Así salió, más rebelde que respondona, una etapa incómoda, durilla, de constantes subidas y bajadas, de ondulaciones picudas, con la meta en un largo repecho de 3ª. Y la montaña no parió un ratón, sino un gigante. Un aspirante a ganar la carrera, que empezó la jornada en la vigesimotercera posición a 1:56 de Roglic y la terminó en la primera con el esloveno a 4:51. O'Connor no es ningún piernas. Cuarto en el Tour de 2021 y en el Giro de este año, ha dado un salto de eso, de gigante, en el curso de una ceremonia de magia.
Etapa demasiado exigente para que el magro elenco de sprinters se la tomara en serio y demasiado blanda para que el amplio abanico de ilustres se la tomara a la tremenda. Etapa, pues, adecuada para el éxito de una fuga, predispuesta al triunfo de los valientes, especímenes humanos que a la suerte le caen simpáticos. Audaces fortuna iuvat.
Y eso sucedió. En el puerto del Boyar, de 1ª, que se coronaba a 73 kms. de la salida y, todavía, a 112 de la llegada, se armó la marimorena. Los dimes y diretes; los ataques y contraataques; los movimientos, los latigazos nerviosos, espasmódicos de la masa móvil de corredores cristalizó en una escapada de 30 elementos. Luego los 30 se quedaron en 13. Una fuga lo suficientemente numerosa y de nivel como para asegurar que el vencedor de la etapa saldría de sus filas. Ahí estaban O'Connor, Gijs Leemreize, Jay Vine, Cristian Rodríguez, Pelayo Sánchez, Chris Harper, Marco Frigo, Pablo Castrillo, Mauri Vansevenant, Urko Berrade, Florian Lipowitz...
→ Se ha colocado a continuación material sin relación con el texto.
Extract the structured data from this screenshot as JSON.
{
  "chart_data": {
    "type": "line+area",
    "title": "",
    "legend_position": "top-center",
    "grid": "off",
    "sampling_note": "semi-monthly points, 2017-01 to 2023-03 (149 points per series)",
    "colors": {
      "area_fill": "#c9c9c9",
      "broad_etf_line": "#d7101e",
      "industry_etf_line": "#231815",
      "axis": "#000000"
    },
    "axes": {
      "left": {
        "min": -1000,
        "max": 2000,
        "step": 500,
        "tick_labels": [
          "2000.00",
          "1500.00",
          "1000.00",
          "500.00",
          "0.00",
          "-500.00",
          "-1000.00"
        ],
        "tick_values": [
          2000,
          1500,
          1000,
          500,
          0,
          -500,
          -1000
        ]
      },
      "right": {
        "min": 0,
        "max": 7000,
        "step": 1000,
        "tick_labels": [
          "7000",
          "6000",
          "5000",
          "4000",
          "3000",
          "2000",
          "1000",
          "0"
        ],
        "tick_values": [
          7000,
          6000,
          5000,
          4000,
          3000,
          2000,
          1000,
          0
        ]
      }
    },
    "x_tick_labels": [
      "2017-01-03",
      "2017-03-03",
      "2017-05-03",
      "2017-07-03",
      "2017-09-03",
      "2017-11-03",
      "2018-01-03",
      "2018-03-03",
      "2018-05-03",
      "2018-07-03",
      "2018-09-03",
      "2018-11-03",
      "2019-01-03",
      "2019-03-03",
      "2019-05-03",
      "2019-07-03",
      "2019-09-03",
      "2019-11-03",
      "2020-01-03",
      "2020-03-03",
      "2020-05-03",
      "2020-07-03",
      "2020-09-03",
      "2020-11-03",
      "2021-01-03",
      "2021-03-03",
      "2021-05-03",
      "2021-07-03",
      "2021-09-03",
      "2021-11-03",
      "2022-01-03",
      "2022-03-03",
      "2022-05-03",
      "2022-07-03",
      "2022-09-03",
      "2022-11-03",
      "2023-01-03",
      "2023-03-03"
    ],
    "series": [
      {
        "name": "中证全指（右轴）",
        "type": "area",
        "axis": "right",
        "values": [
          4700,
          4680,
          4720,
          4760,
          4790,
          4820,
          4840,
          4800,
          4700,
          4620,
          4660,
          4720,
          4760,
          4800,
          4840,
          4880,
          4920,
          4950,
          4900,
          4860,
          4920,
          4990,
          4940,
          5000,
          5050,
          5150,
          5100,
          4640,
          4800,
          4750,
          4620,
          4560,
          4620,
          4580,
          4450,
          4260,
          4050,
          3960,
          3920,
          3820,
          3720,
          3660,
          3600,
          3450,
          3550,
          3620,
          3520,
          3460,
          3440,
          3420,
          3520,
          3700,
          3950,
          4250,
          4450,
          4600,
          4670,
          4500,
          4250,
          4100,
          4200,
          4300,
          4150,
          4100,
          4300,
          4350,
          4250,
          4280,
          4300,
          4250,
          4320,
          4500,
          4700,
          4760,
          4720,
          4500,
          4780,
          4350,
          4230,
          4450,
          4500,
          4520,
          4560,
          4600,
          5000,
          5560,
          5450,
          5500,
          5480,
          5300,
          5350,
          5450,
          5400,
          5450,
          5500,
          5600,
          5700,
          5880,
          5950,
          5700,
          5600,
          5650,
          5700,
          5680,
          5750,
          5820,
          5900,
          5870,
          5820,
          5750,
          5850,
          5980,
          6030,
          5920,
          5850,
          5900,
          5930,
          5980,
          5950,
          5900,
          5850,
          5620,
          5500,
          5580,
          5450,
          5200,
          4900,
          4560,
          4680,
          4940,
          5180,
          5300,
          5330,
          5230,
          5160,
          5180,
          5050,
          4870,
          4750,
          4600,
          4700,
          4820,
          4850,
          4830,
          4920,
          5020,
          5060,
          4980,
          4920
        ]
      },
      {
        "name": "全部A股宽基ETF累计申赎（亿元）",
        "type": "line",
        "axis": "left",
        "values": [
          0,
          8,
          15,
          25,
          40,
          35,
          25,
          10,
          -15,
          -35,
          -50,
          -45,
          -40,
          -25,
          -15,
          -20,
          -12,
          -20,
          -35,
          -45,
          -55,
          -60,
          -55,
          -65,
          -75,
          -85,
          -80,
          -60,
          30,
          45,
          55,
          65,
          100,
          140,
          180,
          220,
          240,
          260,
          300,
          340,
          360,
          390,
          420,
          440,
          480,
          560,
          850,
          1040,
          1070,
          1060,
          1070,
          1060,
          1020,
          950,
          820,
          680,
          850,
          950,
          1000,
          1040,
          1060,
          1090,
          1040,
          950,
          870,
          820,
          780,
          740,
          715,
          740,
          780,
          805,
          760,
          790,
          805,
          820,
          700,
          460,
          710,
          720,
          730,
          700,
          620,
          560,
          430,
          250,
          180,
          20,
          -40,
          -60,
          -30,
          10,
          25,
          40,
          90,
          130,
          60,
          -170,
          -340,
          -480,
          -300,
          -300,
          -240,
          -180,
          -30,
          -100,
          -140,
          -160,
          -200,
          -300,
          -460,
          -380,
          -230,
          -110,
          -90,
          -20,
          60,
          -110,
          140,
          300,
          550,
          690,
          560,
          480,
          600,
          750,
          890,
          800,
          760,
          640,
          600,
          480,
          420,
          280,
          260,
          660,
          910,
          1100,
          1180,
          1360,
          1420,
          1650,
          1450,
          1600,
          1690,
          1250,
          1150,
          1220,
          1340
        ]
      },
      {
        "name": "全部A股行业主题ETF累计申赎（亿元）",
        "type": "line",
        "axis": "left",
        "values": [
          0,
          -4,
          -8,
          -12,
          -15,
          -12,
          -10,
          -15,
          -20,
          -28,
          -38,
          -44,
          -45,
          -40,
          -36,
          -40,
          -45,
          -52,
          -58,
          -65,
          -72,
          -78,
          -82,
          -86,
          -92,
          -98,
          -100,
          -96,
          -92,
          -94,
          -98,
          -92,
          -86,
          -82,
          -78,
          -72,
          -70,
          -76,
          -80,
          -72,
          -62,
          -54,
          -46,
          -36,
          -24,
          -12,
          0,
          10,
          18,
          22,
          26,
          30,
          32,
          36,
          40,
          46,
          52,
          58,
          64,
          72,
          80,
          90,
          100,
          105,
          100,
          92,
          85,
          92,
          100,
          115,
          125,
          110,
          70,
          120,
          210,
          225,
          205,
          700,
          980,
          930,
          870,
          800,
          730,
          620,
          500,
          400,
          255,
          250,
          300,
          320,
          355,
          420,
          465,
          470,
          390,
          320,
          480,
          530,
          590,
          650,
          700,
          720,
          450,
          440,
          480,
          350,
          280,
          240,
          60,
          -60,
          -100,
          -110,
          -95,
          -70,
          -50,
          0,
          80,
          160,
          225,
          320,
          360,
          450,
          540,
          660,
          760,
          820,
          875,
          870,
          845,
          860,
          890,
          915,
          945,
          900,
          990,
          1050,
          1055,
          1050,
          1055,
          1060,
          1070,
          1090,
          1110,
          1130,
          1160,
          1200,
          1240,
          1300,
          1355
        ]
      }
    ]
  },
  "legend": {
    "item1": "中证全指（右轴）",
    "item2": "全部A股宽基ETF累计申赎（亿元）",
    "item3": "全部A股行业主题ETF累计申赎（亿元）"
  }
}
O'Connor y Leemreize se disociaron de sus compañeros antes de la subida al Puerto del Viento. Frigo, Berrade y Pelayo trataron (en vano) de unirse a ellos. O'Connor se desprendió de Leemreize en el Puerto Martínez, también de 3ª. Y, a partir de ahí, exhibición en solitario, incontenible, una obra de autor entre la exquisitez y la fuerza. Ese tipo de manifestaciones ruteras que hacen Evenepoel, Pogacar, Van der Poel y compañía.
O'Connor no está a esa altura ni lo estará. Pero ahora mismo no es aventurado afirmar, con toda la cautela del mundo, pero también con toda la justificación, que se ha ganado la gracia de ser considerado un outsider a tiempo completo y con pleno derecho a llevarse una Vuelta reiniciada, reanimada, reconstituida. Una Vuelta que, tras unas etapas aplastadas por el calor, ha revivido estimulada por el fuego.